Mas o pensamento de deixá-lo, a simples possibilidade disso, era como um broto frágil rompendo a terra árida. Era uma esperança minúscula e hesitante.
- Você... você pode mesmo me deixar ir? - ousei perguntar, minha voz mal um sussurro.
Seu sorriso permaneceu, mas o calor sumiu de seus olhos. Eles se tornaram frios, duros. Eu não sabia o que tinha dito para irritá-lo.
Ele bateu a mão na mesa, o som ecoando pela sala silenciosa. Meu corpo se encolheu. Ele agarrou meu braço, arrastando-me bruscamente em direção à mesa. Sua voz, um rosnado baixo, era um sussurro demoníaco em meu ouvido.
- Eu não posso te deixar ir, Cristal. Nunca. - Seu aperto se intensificou, uma manifestação física de seu controle sufocante sobre mim.

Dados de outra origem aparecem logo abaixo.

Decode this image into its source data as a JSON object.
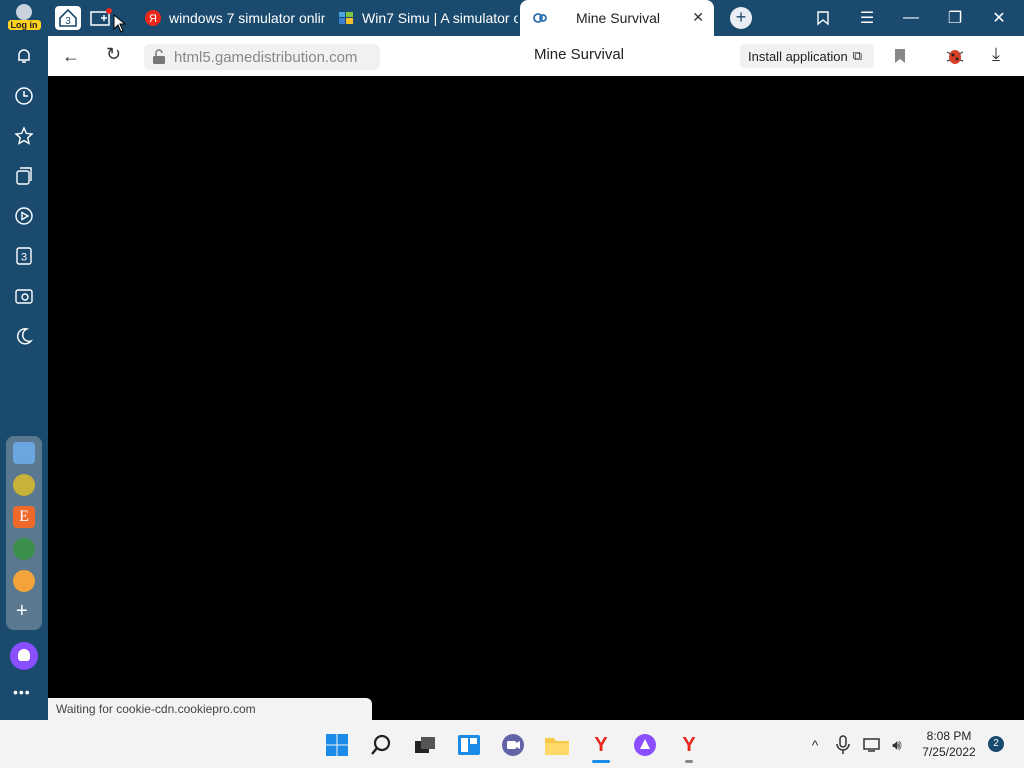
{
  "login": {
    "label": "Log in"
  },
  "tabs": [
    {
      "title": "windows 7 simulator onlin",
      "favicon": "yandex-icon"
    },
    {
      "title": "Win7 Simu | A simulator o",
      "favicon": "windows-flag-icon"
    },
    {
      "title": "Mine Survival",
      "favicon": "gamedistribution-icon",
      "active": true
    }
  ],
  "tab_counter": "3",
  "address": {
    "url": "html5.gamedistribution.com",
    "page_title": "Mine Survival",
    "install_label": "Install application"
  },
  "sidebar": {
    "items": [
      "bell-icon",
      "history-icon",
      "star-icon",
      "collections-icon",
      "video-icon",
      "tabs-counter-icon",
      "screenshot-icon",
      "moon-icon"
    ],
    "tabs_count": "3"
  },
  "status_text": "Waiting for cookie-cdn.cookiepro.com",
  "taskbar": {
    "time": "8:08 PM",
    "date": "7/25/2022",
    "notifications": "2"
  },
  "colors": {
    "frame": "#1a4a6e",
    "accent_yellow": "#ffd21f",
    "yandex_red": "#e8271a",
    "alice_purple": "#8a4dff"
  }
}
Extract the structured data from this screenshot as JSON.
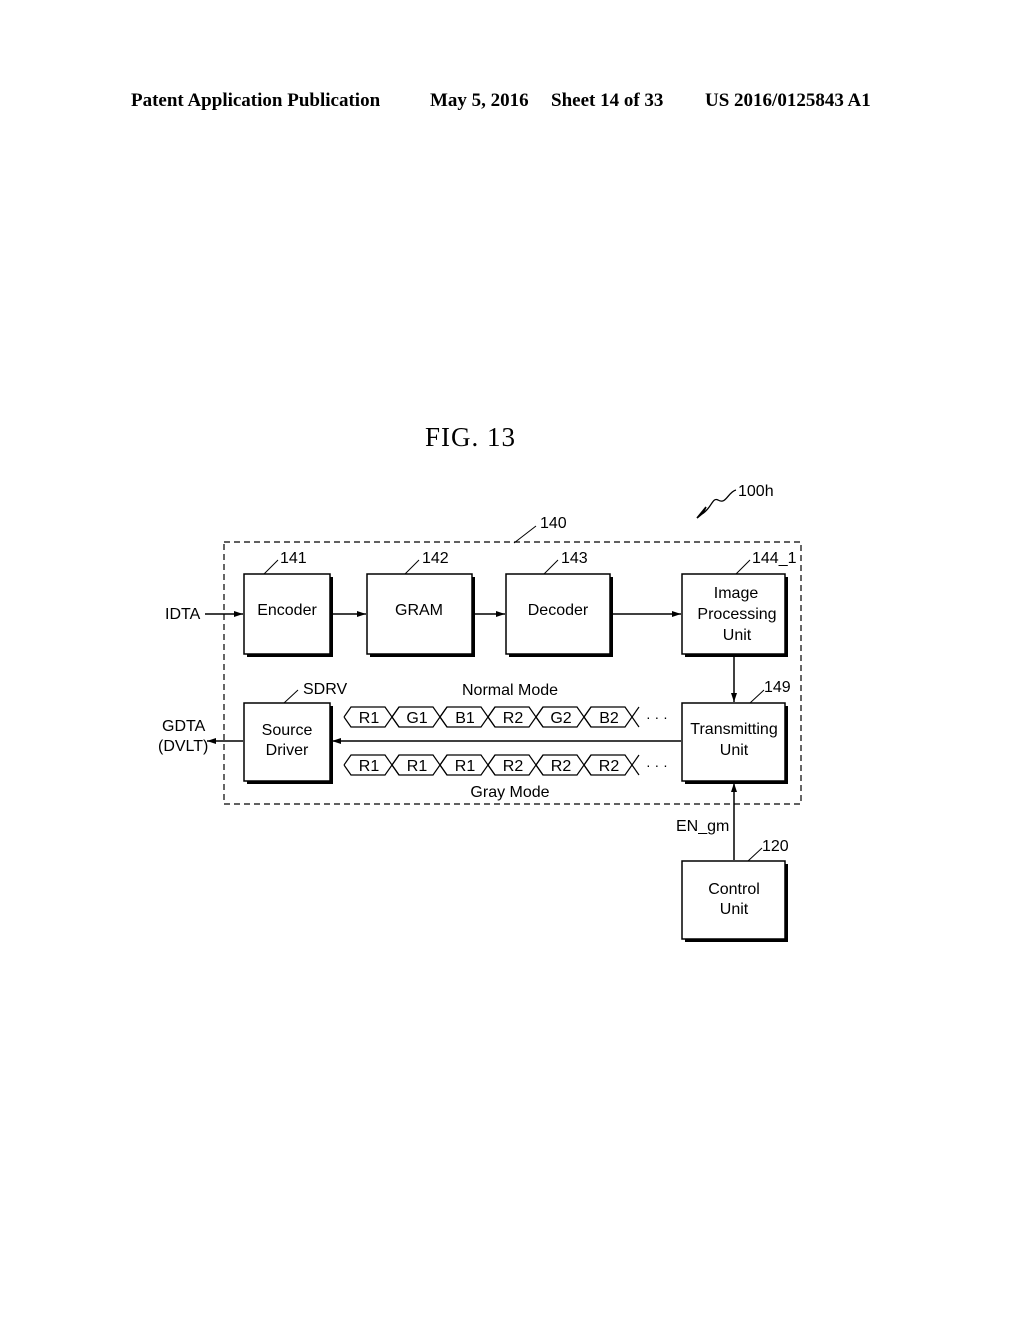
{
  "header": {
    "publication": "Patent Application Publication",
    "date": "May 5, 2016",
    "sheet": "Sheet 14 of 33",
    "patent_number": "US 2016/0125843 A1"
  },
  "figure": {
    "title": "FIG.  13",
    "system_ref": "100h",
    "group_ref": "140",
    "blocks": {
      "encoder": {
        "ref": "141",
        "label": "Encoder"
      },
      "gram": {
        "ref": "142",
        "label": "GRAM"
      },
      "decoder": {
        "ref": "143",
        "label": "Decoder"
      },
      "image_processing": {
        "ref": "144_1",
        "line1": "Image",
        "line2": "Processing",
        "line3": "Unit"
      },
      "transmitting": {
        "ref": "149",
        "line1": "Transmitting",
        "line2": "Unit"
      },
      "source_driver": {
        "ref": "SDRV",
        "line1": "Source",
        "line2": "Driver"
      },
      "control": {
        "ref": "120",
        "line1": "Control",
        "line2": "Unit"
      }
    },
    "signals": {
      "input": "IDTA",
      "output_line1": "GDTA",
      "output_line2": "(DVLT)",
      "enable": "EN_gm"
    },
    "normal_mode": {
      "label": "Normal Mode",
      "sequence": [
        "R1",
        "G1",
        "B1",
        "R2",
        "G2",
        "B2"
      ]
    },
    "gray_mode": {
      "label": "Gray Mode",
      "sequence": [
        "R1",
        "R1",
        "R1",
        "R2",
        "R2",
        "R2"
      ]
    },
    "ellipsis": "· · ·"
  }
}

Ele não me deixaria ir. Mas estava construindo uma nova vida, uma nova família, com outra mulher. Meu estômago se revirou com uma mistura doentia de raiva e confusão. Alana era diferente. Ele realmente se importava com ela. Heitor, que sempre tratou as mulheres como descartáveis, era atencioso, até respeitoso, com Alana.
O caso de dois anos deles havia florescido, aparentemente, em algo estável, algo feliz. Ele permitia que ela se exibisse na minha frente e na de Luísa, uma provocação constante e sutil. Todas as noites, ele chegava em casa cheirando ao perfume dela, um aroma que se agarrava a ele como uma segunda pele.
Eu fingia não notar, não sentir o cheiro. Apenas suportava, esperando, desejando o dia em que ele se cansaria de mim. Ansiava que ele fosse quem pedisse o divórcio.
Por que, agora que Alana estava esperando um filho dele, ele ainda se agarrava a mim?
Lembrei-me da primeira vez que o conheci. Ele disse que me amava. Ele me perseguiu com uma determinação implacável, destruindo sistematicamente as finanças da minha família e a carreira de André, forçando-me a este casamento.
No dia em que André terminou comigo, ele chorou. Ele me disse que Heitor havia ameaçado sua família. Heitor estava lá, um sorriso vitorioso no rosto, puxando-me para seus braços.
- Você é minha, Cristal - ele sussurrou, seus olhos ardendo com um fogo possessivo. - Qualquer um que tentar te tirar de mim vai pagar o preço.
Eu vi o amor em seus olhos então, e a loucura. Se era assim que ele amava, pensei, então eu aceitaria meu destino.
Mas Alana era a exceção. Heitor a cobria de afeto, respeito e liberdade, tudo o que ele me negava. Ele só me enjaulou.
Ele parou de me amar há muito tempo. Eu tinha certeza disso.